Documenting Theatre in Australia
Roslyn Russell
The Sydney Theatre Playbill of 1796 is a survivor — the earliest known document to be printed in the colony of New South Wales, and now held in the collection of the National Library of Australia. Consisting of only one page, the Playbill is a circular advertising a theatrical performance on 30 July 1796 at the Theatre, Sydney. The plays it advertises — Jane Shore, The Wapping Landlady and The Miraculous Cure — were calculated to transport the audience, in imagination at least, back to England, and far from the shores of Sydney Cove.
At the top of the playbill are the words, ‘By permission of His Excellency’, indicating that this performance was officially authorised by the governor as proxy for the King. The place, date and time of the performance are next, then a list of performances, and names of the performers – then, as now, a major promotional point, as popular players drew an audience.
Jane Shore, a popular play written in 1714 by English dramatist Nicholas Rowe (1674–1718) headed the bill. This tragedy in Shakespearean style took the life of the famous mistress of the medieval English King Edward IV as its dramatic subject.
The second performance brought a change of mood with The Wapping Landlady, a comic dance. This featured an overly plump barmaid and two credulous sailors. Maintaining the comic turn, the third performance, The Miraculous Cure, was a farce, showing unlikely characters in improbable situations.1
While the existence of the Playbill testifies to the fact that Britons transplanted to Sydney Cove were eager to enjoy theatrical entertainments, and the opportunity for social interaction that they provided, another century or more would elapse before plays and musicals with a distinctly Australian flavour found favour with local audiences.
Louis Esson and Vance Palmer formed the Pioneer Players in the early 1920s with the goal of producing plays based on the lives of ordinary Australians, but they failed to attract an audience. It was not until 1933 that the first commercially successful Australian musical, Collits’ Inn, starring Gladys Moncrieff and George Wallace, was presented by F W Thring.
The 1950s and early 1960s brought some celebrated works of Australian theatre with Ray Lawler’s Summer of the Seventeenth Doll (1955), Richard Beynon’s The Shifting Heart (1958) and Alan Seymour’s The One Day of the Year (1962). Patrick White’s The Ham Funeral (staged in 1961) was followed by The Season at Sarsaparilla, A Cheery Soul and Night on Bare Mountain (1961-62).2
The 1970s and 1980s saw a number of playwrights, including David Williamson, Alex Buzo, Peter O’Shaughnessy and Nick Enright, setting the scene for the decades to come, with powerful and commercially successful plays that have attracted attention and debate in Australia and overseas.

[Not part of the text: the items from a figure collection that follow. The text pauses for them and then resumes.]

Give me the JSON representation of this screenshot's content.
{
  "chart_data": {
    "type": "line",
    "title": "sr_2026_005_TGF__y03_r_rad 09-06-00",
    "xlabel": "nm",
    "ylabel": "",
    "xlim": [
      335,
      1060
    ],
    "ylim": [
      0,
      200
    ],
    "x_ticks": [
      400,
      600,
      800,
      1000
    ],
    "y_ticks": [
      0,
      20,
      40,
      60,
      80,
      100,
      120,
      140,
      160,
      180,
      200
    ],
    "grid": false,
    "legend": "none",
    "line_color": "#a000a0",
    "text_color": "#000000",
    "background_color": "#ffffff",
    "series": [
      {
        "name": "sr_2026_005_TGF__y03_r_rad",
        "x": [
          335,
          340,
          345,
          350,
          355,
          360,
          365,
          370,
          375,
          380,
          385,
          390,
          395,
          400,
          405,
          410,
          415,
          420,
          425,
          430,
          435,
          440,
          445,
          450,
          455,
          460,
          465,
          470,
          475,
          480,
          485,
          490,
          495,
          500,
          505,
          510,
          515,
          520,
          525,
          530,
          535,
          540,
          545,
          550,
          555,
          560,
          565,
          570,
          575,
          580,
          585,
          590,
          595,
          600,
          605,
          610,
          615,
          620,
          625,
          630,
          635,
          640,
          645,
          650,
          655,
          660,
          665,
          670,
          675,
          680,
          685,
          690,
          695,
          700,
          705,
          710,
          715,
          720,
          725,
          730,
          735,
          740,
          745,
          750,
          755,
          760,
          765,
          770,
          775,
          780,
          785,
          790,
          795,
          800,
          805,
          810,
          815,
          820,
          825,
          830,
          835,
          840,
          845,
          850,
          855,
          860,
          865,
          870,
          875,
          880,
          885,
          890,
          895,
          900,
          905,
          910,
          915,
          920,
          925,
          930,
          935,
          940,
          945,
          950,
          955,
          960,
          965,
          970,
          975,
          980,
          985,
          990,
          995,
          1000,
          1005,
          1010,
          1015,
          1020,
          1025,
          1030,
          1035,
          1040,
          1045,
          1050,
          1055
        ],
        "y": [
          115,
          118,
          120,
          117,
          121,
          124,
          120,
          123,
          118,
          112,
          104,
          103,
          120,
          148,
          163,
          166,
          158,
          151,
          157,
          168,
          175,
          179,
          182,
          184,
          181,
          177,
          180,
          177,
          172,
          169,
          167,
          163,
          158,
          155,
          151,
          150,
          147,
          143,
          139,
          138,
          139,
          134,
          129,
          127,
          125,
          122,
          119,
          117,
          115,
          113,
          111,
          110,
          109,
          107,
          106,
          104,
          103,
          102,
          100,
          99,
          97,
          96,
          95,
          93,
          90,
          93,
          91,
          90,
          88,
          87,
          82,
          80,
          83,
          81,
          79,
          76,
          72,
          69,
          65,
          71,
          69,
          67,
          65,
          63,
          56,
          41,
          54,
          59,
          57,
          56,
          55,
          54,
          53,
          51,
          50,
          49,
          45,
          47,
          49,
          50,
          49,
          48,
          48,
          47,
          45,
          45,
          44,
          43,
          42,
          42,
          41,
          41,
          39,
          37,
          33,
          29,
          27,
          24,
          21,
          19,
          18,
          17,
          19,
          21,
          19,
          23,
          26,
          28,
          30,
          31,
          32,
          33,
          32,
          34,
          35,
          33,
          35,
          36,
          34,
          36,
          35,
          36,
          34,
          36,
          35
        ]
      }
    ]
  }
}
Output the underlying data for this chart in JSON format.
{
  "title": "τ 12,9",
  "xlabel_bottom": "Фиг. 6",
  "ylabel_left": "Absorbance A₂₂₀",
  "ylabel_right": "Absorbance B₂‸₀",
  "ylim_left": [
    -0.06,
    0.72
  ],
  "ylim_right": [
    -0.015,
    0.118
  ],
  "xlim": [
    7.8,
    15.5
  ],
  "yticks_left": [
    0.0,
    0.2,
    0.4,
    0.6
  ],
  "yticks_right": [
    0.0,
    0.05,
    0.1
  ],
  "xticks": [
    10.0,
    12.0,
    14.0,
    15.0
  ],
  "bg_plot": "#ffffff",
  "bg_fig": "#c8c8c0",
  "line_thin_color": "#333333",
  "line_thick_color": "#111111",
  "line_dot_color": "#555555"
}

The documentary heritage of Australian playwrights and theatrical performances in Australia – with the exception of the 1796 Playbill – is not represented at present on the Australian Register. Neither is the rest of Australia’s vast literary heritage, which is well represented in libraries and archives across the nation. It is to be hoped that recognition of the absence of this significant body of documentary heritage from the Register will prompt the nomination of collections of our theatrical and literary heritage.
1 National Library of Australia, http://treasure-explorer.nla.gov.au/treasure/jane-shore-playbill/resources
2William H Wilde, Joy Hooton, and Barry Andrews, The Oxford Companion to Australian Literature, second edition, Oxford University Press, Melbourne, 1994.